As I slowly go through all my old radio memorabilia, I’m rediscovering all sorts of interesting things that I haven’t seen for decades. They range from the mundane to the historically fascinating, but this particular example is perhaps the most unpleasant item I’ve found so far.

In 1990, I loved lying on the floor listening to HCJB Ecuador ‘The Voice of the Andes’: the music was so full of life, and everything about it just seemed so far away. Somehow its core message of Christian evangelism completely passed me by—growing up as a secular Jew, I unconsciously glazed over whenever someone started talking about religion. In that vein, I must have opened my Ecuadorian post and put it straight in its little plastic pouch without even reading it.

Which brings us to this little gem: a leaflet entitled AIDS: Consider the Big Picture, published by ‘Good News Publishers’ in the US. When I first found it, I assumed it would be a stock rant against sexual deviants (or whatever term this particular band of lunatics preferred). In fact it starts moderately, briefly setting out the facts, and merely hinting that

These facts have already caused millions of Americans to reconsider their sexual behavior.

Then it gets strange, and—to my mind—deeply unpleasant.

There is a greater problem in which each of us is in the high risk group. It is an incurable condition that you and I have lived with from the moment we were born. AIDS is only one of the possible terminal stages. The mortality rate is 100%.

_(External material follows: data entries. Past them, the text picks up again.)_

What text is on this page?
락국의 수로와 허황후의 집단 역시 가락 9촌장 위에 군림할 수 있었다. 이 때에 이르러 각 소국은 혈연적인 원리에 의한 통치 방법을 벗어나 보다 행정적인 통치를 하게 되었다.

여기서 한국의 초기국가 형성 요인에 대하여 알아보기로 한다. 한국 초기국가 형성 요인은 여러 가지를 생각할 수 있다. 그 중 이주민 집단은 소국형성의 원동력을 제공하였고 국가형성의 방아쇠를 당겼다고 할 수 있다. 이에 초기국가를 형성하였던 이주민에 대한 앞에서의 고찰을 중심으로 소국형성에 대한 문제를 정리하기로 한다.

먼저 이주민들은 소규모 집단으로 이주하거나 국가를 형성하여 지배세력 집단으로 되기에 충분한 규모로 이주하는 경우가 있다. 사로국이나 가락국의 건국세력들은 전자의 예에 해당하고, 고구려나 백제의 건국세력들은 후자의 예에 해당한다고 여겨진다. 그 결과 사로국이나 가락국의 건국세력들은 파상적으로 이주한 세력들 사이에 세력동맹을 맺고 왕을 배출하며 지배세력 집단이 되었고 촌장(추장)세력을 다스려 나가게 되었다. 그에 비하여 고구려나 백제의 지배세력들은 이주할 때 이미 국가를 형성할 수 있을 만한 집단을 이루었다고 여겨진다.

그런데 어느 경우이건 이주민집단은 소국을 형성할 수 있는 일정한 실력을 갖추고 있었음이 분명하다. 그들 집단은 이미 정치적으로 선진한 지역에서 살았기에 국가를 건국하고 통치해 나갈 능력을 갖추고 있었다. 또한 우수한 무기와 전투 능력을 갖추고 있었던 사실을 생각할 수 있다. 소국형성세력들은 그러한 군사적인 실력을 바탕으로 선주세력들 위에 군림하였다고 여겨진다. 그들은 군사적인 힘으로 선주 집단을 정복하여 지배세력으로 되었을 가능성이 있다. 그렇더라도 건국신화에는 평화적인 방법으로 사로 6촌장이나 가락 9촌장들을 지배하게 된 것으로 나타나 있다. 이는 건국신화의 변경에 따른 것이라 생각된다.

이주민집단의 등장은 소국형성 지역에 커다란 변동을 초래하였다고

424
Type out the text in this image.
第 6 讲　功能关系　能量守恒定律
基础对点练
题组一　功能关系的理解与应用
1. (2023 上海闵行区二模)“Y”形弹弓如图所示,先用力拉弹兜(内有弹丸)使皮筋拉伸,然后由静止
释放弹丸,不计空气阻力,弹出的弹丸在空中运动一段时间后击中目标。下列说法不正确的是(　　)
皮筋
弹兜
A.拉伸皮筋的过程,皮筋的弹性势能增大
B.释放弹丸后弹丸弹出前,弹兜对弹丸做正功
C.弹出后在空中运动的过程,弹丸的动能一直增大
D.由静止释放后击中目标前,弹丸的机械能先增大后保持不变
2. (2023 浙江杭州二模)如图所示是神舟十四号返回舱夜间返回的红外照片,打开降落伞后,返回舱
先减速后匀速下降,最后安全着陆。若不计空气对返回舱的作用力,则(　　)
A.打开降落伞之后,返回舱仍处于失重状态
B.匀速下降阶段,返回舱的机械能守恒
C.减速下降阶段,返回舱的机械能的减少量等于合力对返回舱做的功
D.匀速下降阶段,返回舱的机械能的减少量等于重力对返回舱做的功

Have you guessed what it is yet?

But whether we die from AIDS or old age, we all will die. These are the facts. … Death is not the end of life; it is a door to eternal life. [emphasis in original]

What a sickening, tactless, tasteless and repugnant thing to say. Remember that this was 1990, when treatments for AIDS were experimental and scarce; a time where the disease would inevitably reach its terminal conclusion. Presumably the author of this tract would say the same to a young child dying of leukaemia, or a stab victim bleeding to death on the street. It goes on with the usual boilerplate about God and Jesus and forgiveness and eternal life, as if those empty words mean anything to a non-believer enduring a painful death. If you can bear it, the full text can be found here and here.

I’m not particularly surprised to find that HCJB still exists: these outfits never seem to go away (as I write, their headline is Bringing God’s Word to the Arab World, presumably because what that part of the world really needs is more religion). It also looks like they’re still spreading the same message, like this gem from an undated press release on their website:

Those who have this disease come to grips with their mortality and those caring for them, especially providing antiretrovirals, are in a unique position to share Christ.

Of course they’re right, if by ‘in a unique position’ they’re referring to the desperate trust placed in them by their sick and dying patients, and the abuse of that trust by holding life-saving medicine in one hand and a crucifix in the other. It’s difficult to see how such an evangelical medic could maintain the necessary professional detachment.

It saddens me to admit that I was part of the problem: in my ignorance, I sent them some money to join their radio enthusiasts’ club. I can’t remember exactly how much, but now I feel very stupid indeed. I’ll add it to the list of things I’d like to tell my younger self when I eventually get round to inventing that time machine. If this post suddenly disappears, you can assume that I was successful.